"The Storm" showcases two similar yet different wives and mothers. Both are involved with the same man, both seem invested in caring for their families, and both dream of the time, not so long ago, when they were single and free. Both seek fulfillment away from their husbands: one finds pleasure in sexuality, while the other finds relief in its absence. The portraits of these two women remind us of each woman's individuality while simultaneously underscoring the traditional, domestic position of late 19th century femininity. In other words, even though a lot of women were stuck in the same domestic rut during this time, that didn't mean they were all the same, like Stepford wives.

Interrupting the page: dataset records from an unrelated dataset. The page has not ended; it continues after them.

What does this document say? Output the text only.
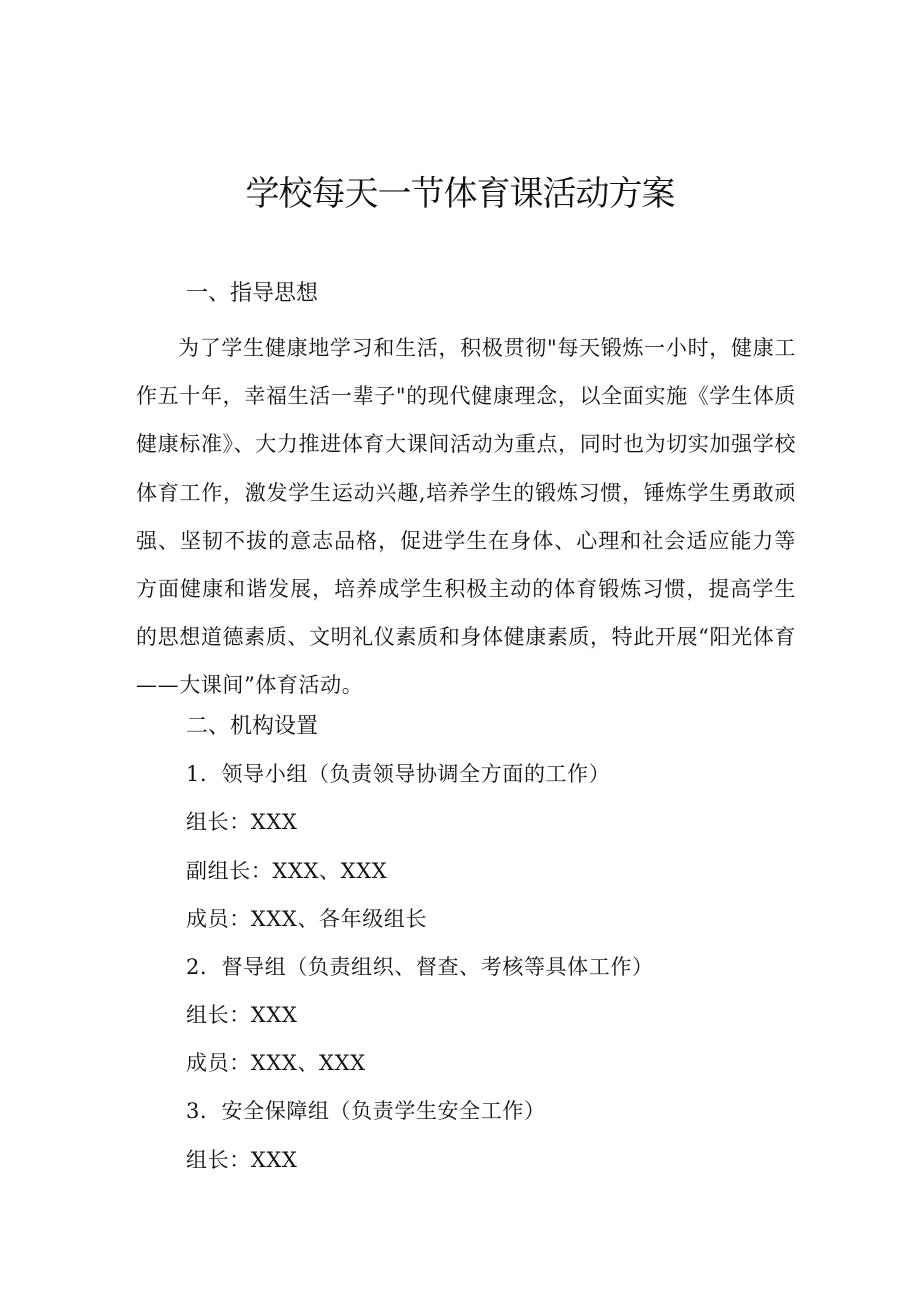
学校每天一节体育课活动方案
一、指导思想

为了学生健康地学习和生活，积极贯彻"每天锻炼一小时，健康工作五十年，幸福生活一辈子"的现代健康理念，以全面实施《学生体质健康标准》、大力推进体育大课间活动为重点，同时也为切实加强学校体育工作，激发学生运动兴趣,培养学生的锻炼习惯，锤炼学生勇敢顽强、坚韧不拔的意志品格，促进学生在身体、心理和社会适应能力等方面健康和谐发展，培养成学生积极主动的体育锻炼习惯，提高学生的思想道德素质、文明礼仪素质和身体健康素质，特此开展“阳光体育——大课间”体育活动。

二、机构设置

1．领导小组（负责领导协调全方面的工作）

组长：XXX

副组长：XXX、XXX

成员：XXX、各年级组长

2．督导组（负责组织、督查、考核等具体工作）

组长：XXX

成员：XXX、XXX

3．安全保障组（负责学生安全工作）

组长：XXX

Questions About Women and Femininity
- What do you make of the fact that Calixta seems to reclaim her "maidenhood" by being with Alcée, while Clarisse seems to reclaim it by being free of him?
- Based on the descriptions of Calixta's and Clarisse's lives, what do you think it would have been like to be a wife and mother during the time period of "The Storm"?
- What role does sexuality play in defining Calixta and Clarisse as women?
- What connection does this story seem to be making between being a mother, a lover, and a wife?
Chew on This
Both women feel stifled by their marriages and long to once again be single and free.
Even though she is both a wife and mother, Calixta feels the most feminine when conducting her brief affair with Alcée.